I could feel myself being embraced and lifted by the togetherness of everyone around me. There was an extraordinary ecstasy of the Spirit that entered me through everyone else that I had never felt as an individual seeking to be moved by the spirit. The congregation joined together to bring, or perhaps initiate an eruption of, the sense of the Spirit in everyone. It was one of those generous moments where the certainty of the faith of others can swell even the most meager of souls.

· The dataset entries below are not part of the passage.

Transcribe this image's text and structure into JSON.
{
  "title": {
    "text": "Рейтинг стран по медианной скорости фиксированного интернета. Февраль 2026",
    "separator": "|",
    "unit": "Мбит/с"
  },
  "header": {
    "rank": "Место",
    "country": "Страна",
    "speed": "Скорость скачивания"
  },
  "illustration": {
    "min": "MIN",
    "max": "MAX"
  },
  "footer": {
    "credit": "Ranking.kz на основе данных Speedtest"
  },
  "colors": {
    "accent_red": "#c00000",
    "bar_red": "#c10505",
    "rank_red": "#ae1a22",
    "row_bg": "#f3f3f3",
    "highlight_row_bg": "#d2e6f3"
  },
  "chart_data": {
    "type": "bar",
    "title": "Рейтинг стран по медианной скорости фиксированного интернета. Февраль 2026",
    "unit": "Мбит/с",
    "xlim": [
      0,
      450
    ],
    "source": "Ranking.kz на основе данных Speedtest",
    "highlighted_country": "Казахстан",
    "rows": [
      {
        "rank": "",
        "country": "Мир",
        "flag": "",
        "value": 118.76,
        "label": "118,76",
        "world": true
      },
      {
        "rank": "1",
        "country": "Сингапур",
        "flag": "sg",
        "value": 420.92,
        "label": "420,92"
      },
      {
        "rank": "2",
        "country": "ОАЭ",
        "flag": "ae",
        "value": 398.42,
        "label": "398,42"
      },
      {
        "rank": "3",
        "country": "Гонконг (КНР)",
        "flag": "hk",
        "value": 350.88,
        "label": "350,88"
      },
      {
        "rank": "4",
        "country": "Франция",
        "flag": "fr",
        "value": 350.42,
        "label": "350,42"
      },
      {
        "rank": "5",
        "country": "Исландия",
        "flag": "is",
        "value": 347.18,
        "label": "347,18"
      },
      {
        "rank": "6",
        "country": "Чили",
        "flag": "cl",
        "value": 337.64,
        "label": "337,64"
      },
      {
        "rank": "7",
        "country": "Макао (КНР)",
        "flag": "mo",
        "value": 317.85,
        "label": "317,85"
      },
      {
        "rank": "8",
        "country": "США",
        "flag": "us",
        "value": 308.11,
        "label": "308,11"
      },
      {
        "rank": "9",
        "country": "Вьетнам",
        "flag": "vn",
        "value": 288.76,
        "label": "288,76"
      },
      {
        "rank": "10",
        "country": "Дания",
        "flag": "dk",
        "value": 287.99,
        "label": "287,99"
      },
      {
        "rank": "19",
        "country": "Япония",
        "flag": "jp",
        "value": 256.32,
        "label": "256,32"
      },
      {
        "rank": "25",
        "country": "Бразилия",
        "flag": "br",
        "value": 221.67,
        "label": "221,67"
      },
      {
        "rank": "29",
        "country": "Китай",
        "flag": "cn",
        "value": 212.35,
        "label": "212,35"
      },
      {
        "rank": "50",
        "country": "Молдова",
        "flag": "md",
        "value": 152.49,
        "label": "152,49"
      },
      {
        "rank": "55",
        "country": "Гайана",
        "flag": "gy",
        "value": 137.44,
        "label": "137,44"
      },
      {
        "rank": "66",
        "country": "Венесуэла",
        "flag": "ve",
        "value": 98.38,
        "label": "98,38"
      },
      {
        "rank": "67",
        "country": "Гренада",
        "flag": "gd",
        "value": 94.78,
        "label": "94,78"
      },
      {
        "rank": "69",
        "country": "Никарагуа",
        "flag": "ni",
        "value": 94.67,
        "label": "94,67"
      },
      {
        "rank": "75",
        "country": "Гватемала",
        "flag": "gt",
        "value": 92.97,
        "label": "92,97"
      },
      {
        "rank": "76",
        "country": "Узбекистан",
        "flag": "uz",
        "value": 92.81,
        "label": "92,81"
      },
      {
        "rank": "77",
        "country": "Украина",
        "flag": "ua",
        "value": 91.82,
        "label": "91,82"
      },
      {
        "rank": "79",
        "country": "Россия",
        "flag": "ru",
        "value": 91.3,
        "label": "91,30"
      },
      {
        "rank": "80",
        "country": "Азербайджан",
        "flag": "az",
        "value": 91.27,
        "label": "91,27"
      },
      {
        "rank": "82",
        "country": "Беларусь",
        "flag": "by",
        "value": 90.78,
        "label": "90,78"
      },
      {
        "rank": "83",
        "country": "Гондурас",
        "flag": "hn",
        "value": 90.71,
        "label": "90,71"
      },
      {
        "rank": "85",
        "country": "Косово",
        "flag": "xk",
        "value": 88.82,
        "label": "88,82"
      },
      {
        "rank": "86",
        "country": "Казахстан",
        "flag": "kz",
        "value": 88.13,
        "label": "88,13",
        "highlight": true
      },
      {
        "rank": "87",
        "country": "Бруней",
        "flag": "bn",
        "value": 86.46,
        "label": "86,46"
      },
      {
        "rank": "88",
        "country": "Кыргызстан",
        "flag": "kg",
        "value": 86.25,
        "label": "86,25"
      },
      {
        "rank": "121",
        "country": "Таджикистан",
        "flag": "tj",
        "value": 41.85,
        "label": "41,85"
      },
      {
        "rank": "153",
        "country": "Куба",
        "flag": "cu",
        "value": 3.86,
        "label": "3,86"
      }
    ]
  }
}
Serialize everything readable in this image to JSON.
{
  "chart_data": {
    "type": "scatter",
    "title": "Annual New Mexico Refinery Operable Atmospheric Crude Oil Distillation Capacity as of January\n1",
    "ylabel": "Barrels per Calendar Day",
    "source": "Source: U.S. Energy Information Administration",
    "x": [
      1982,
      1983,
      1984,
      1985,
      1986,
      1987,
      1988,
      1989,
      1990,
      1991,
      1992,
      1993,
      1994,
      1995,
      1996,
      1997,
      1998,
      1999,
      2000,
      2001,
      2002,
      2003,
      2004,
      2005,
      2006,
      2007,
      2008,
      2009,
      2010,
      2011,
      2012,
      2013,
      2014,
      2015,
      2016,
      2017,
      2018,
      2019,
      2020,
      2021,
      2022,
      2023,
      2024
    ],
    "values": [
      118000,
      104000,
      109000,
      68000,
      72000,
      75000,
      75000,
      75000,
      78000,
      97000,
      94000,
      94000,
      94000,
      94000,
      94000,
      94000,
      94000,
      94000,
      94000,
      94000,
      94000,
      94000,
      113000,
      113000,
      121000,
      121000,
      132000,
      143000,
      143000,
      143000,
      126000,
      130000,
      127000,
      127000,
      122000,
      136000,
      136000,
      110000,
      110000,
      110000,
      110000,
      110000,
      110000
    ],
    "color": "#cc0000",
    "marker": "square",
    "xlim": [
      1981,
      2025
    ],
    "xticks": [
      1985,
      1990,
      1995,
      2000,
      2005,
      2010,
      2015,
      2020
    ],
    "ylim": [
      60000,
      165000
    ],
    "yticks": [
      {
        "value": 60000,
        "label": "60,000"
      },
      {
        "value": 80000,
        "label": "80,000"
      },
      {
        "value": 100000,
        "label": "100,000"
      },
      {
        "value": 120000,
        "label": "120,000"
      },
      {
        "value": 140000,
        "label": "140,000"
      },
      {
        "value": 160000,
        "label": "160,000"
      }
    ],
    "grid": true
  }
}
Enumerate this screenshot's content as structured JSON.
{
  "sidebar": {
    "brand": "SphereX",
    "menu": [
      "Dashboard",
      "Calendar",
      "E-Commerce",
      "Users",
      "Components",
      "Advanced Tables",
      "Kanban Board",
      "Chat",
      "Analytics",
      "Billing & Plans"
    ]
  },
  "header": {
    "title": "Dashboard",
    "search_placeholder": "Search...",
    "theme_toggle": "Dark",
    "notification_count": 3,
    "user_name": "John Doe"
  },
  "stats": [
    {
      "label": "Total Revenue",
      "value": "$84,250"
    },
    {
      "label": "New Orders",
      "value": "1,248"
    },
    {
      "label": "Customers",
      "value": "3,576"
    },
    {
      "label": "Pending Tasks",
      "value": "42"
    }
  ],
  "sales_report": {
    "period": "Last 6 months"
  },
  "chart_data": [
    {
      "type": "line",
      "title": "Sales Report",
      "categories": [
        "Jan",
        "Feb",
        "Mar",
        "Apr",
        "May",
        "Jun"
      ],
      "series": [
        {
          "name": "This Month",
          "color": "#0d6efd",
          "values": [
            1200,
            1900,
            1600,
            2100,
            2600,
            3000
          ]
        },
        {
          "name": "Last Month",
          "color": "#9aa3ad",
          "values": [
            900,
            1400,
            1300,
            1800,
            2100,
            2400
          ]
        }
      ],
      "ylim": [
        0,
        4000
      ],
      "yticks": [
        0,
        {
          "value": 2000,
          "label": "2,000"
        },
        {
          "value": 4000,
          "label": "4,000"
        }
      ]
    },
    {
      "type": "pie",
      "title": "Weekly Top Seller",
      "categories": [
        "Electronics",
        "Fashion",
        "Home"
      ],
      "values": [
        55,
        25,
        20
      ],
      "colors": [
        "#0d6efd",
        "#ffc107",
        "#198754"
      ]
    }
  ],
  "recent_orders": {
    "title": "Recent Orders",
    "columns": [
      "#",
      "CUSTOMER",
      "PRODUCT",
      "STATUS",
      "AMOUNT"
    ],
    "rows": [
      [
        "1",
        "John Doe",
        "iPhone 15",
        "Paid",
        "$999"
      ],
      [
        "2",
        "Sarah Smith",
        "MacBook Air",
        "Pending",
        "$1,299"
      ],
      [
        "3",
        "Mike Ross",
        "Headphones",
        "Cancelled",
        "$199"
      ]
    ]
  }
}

I have talked in the past about the experience of listening to a sermon by Archbishop Desmond Tutu, but I think I can now include a congregation of people who genuinely experience the love of Christ: if I were to remain in the presence of the certainty of their faith twenty-four-hours-a-day, three –hundred-and-sixty-five days a year, I might—just might—be able to sustain my own sense of faith. This past Sunday standing in the basement of the Universal Central Gospel Church amidst the Italian grotto motif of white marble and the electric energy of nearly one hundred true believers, I felt born again for the hour I was there. If only this feeling could have stayed with me once I stepped beyond its doors and looked up at the exposed cement columns and rusted rebar of the yet-to-be-built tabernacle above the basement. As I stumbled over construction rubble and uneven ground to the rutted dirt street, my thoughts once again turned to desolation.